Montpellier : une journée internationale des migrants sous le signe du logement
Environ 300 personnes ont manifesté dans les rues de Montpellier ce jeudi 18 décembre dans le cadre de la journée internationale des migrants. La question de l’accès au logement, à l’heure où une famille avec un bébé de vingt mois dort dehors à Montpellier, était au centre des revendications
Les lumières allumées de la préfecture laissent entrevoir du mouvement derrière les fenêtres, place des martyrs de la Résistance, alors que 300 personnes y défilent dans le cadre de la journée internationale des migrants, ce jeudi 18 décembre. La préfecture, justement, fait l’objet de critiques lors de la prise de parole de Cécile, militante du collectif Un toit un Avenir : “Par manque de moyens dans les préfectures, il devient difficile d’obtenir un rendez-vous pour demander un titre de séjour, de fait, L’état crée des situations d’irrégularité.”
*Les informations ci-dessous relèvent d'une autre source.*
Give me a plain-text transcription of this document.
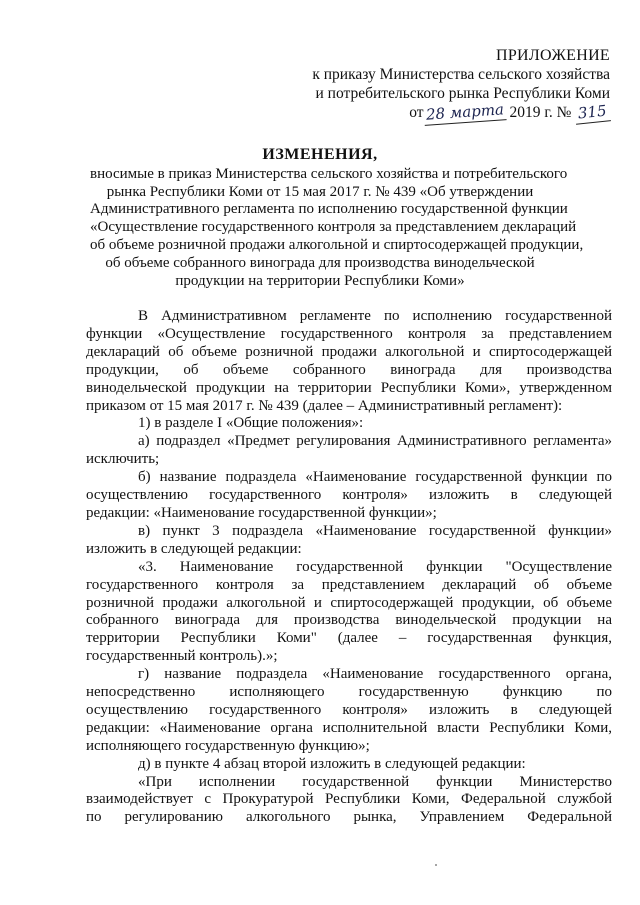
ПРИЛОЖЕНИЕ
к приказу Министерства сельского хозяйства
и потребительского рынка Республики Коми
от28 марта 2019 г. № 315
ИЗМЕНЕНИЯ,
вносимые в приказ Министерства сельского хозяйства и потребительского
рынка Республики Коми от 15 мая 2017 г. № 439 «Об утверждении
Административного регламента по исполнению государственной функции
«Осуществление государственного контроля за представлением деклараций
об объеме розничной продажи алкогольной и спиртосодержащей продукции,
об объеме собранного винограда для производства винодельческой
продукции на территории Республики Коми»
В Административном регламенте по исполнению государственной
функции «Осуществление государственного контроля за представлением
деклараций об объеме розничной продажи алкогольной и спиртосодержащей
продукции, об объеме собранного винограда для производства
винодельческой продукции на территории Республики Коми», утвержденном
приказом от 15 мая 2017 г. № 439 (далее – Административный регламент):
1) в разделе I «Общие положения»:
а) подраздел «Предмет регулирования Административного регламента»
исключить;
б) название подраздела «Наименование государственной функции по
осуществлению государственного контроля» изложить в следующей
редакции: «Наименование государственной функции»;
в) пункт 3 подраздела «Наименование государственной функции»
изложить в следующей редакции:
«3. Наименование государственной функции "Осуществление
государственного контроля за представлением деклараций об объеме
розничной продажи алкогольной и спиртосодержащей продукции, об объеме
собранного винограда для производства винодельческой продукции на
территории Республики Коми" (далее – государственная функция,
государственный контроль).»;
г) название подраздела «Наименование государственного органа,
непосредственно исполняющего государственную функцию по
осуществлению государственного контроля» изложить в следующей
редакции: «Наименование органа исполнительной власти Республики Коми,
исполняющего государственную функцию»;
д) в пункте 4 абзац второй изложить в следующей редакции:
«При исполнении государственной функции Министерство
взаимодействует с Прокуратурой Республики Коми, Федеральной службой
по регулированию алкогольного рынка, Управлением Федеральной
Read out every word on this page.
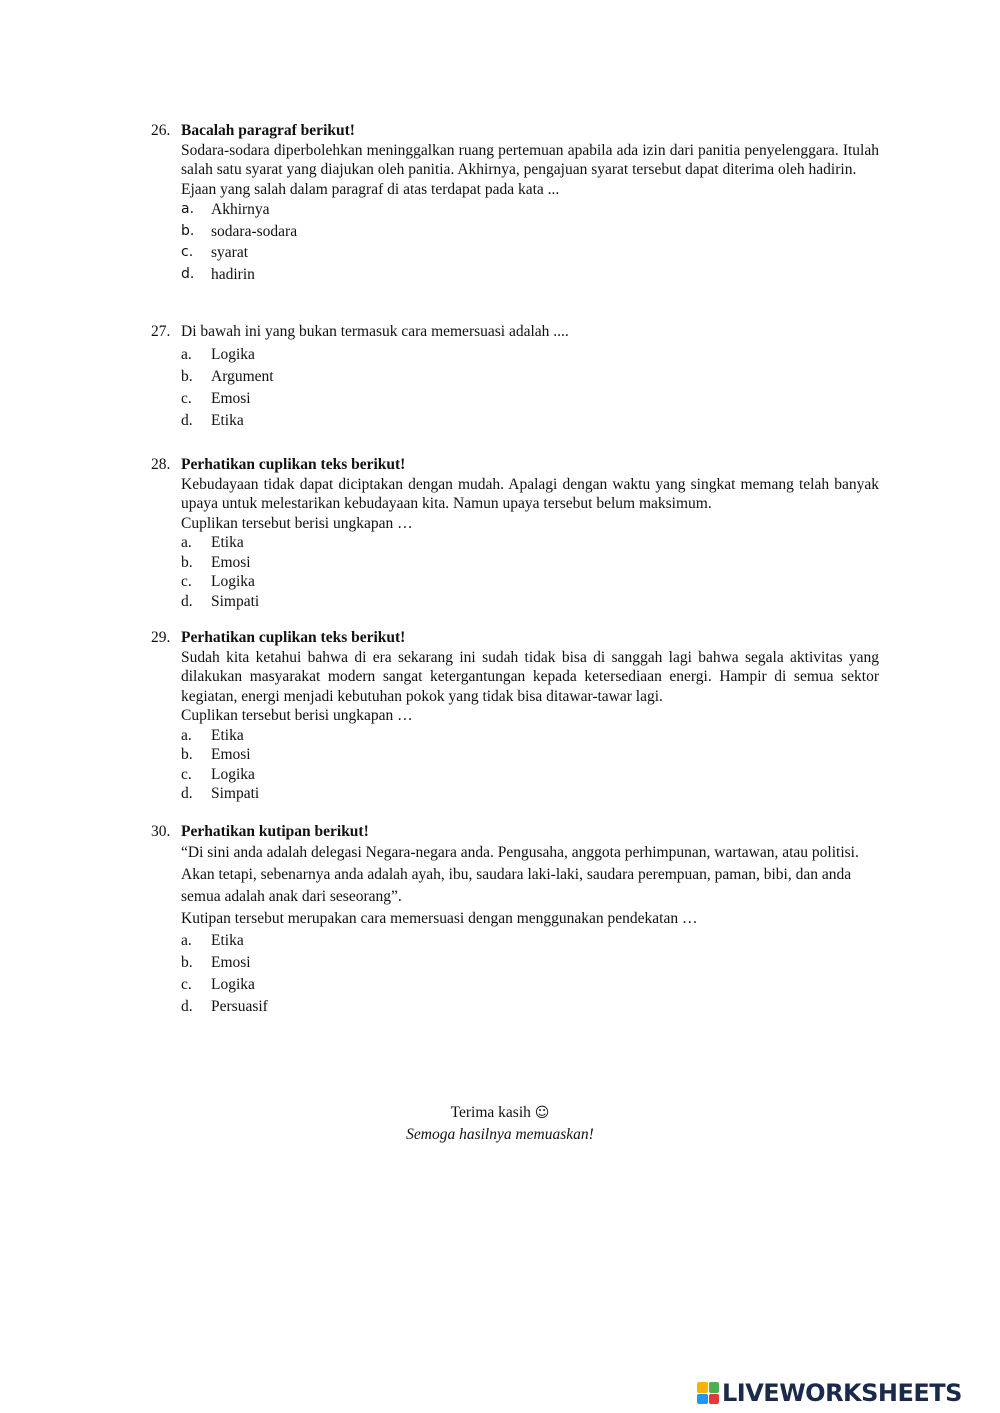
26. Bacalah paragraf berikut!
Sodara-sodara diperbolehkan meninggalkan ruang pertemuan apabila ada izin dari panitia penyelenggara. Itulah salah satu syarat yang diajukan oleh panitia. Akhirnya, pengajuan syarat tersebut dapat diterima oleh hadirin.
Ejaan yang salah dalam paragraf di atas terdapat pada kata ...
a. Akhirnya
b. sodara-sodara
c. syarat
d. hadirin
27. Di bawah ini yang bukan termasuk cara memersuasi adalah ....
a. Logika
b. Argument
c. Emosi
d. Etika
28. Perhatikan cuplikan teks berikut!
Kebudayaan tidak dapat diciptakan dengan mudah. Apalagi dengan waktu yang singkat memang telah banyak upaya untuk melestarikan kebudayaan kita. Namun upaya tersebut belum maksimum.
Cuplikan tersebut berisi ungkapan …
a. Etika
b. Emosi
c. Logika
d. Simpati
29. Perhatikan cuplikan teks berikut!
Sudah kita ketahui bahwa di era sekarang ini sudah tidak bisa di sanggah lagi bahwa segala aktivitas yang dilakukan masyarakat modern sangat ketergantungan kepada ketersediaan energi. Hampir di semua sektor kegiatan, energi menjadi kebutuhan pokok yang tidak bisa ditawar-tawar lagi.
Cuplikan tersebut berisi ungkapan …
a. Etika
b. Emosi
c. Logika
d. Simpati
30. Perhatikan kutipan berikut!
“Di sini anda adalah delegasi Negara-negara anda. Pengusaha, anggota perhimpunan, wartawan, atau politisi. Akan tetapi, sebenarnya anda adalah ayah, ibu, saudara laki-laki, saudara perempuan, paman, bibi, dan anda semua adalah anak dari seseorang”.
Kutipan tersebut merupakan cara memersuasi dengan menggunakan pendekatan …
a. Etika
b. Emosi
c. Logika
d. Persuasif
Terima kasih ☺
Semoga hasilnya memuaskan!
LIVEWORKSHEETS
Elle dénonce aussi une “chasse aux sans-papiers”, menées notamment via des “rafles” organisées les 18 et 19 juin derniers dans des gares par Bruno Retailleau, ex-ministre de l’Intérieur. Les organisateurs de la marche demandent la régularisation de tous les sans-papiers et la fermeture des centres de rétention administrative (CRA).
231 appels au 115 en deux heures et demi
Alors que le mois dernier, 35 personnes dont 15 enfants étaient expulsés de leur lieu de vie et ont dormi une semaine devant la mairie de Montpellier, et qu’une nouvelle famille, dont un bébé de vingt mois, qui vient d’arriver en France, est sans solution de logement, les collectifs à l’origine de la manifestations ont tenu à en faire une revendication-phare de cette journée.
“J’ai passé 231 appels au 115 en deux heures et demi avant d’avoir une réponse pour un hébergement d’urgence”, témoigne Thierry Lerch, co-président de la CIMADE Montpellier. “C’est inhumain, il faut plus de places, ou la réquisition des logements vides”, ajoute-t-il. Deux heures avant la marche, des travailleurs sociaux membres de la Coordination du social en lutte contre les coupes budgétaires s’étaient donnés rendez-vous devant la Direction Départementale l’emploi, du travail et des solidarités (DDETS) dans le cadre d’un mouvement de grève nationale, pour dénoncer justement les coupes budgétaires qui pèsent sur le secteur du social, et notamment l’hébergement d’urgence. Des coupes budgétaires qui pourraient bien s’accentuer en 2026.
Un rassemblement aura lieu ce dimanche à 14 heures devant la mairie de Montpellier pour soutenir la famille sans solutions de logement.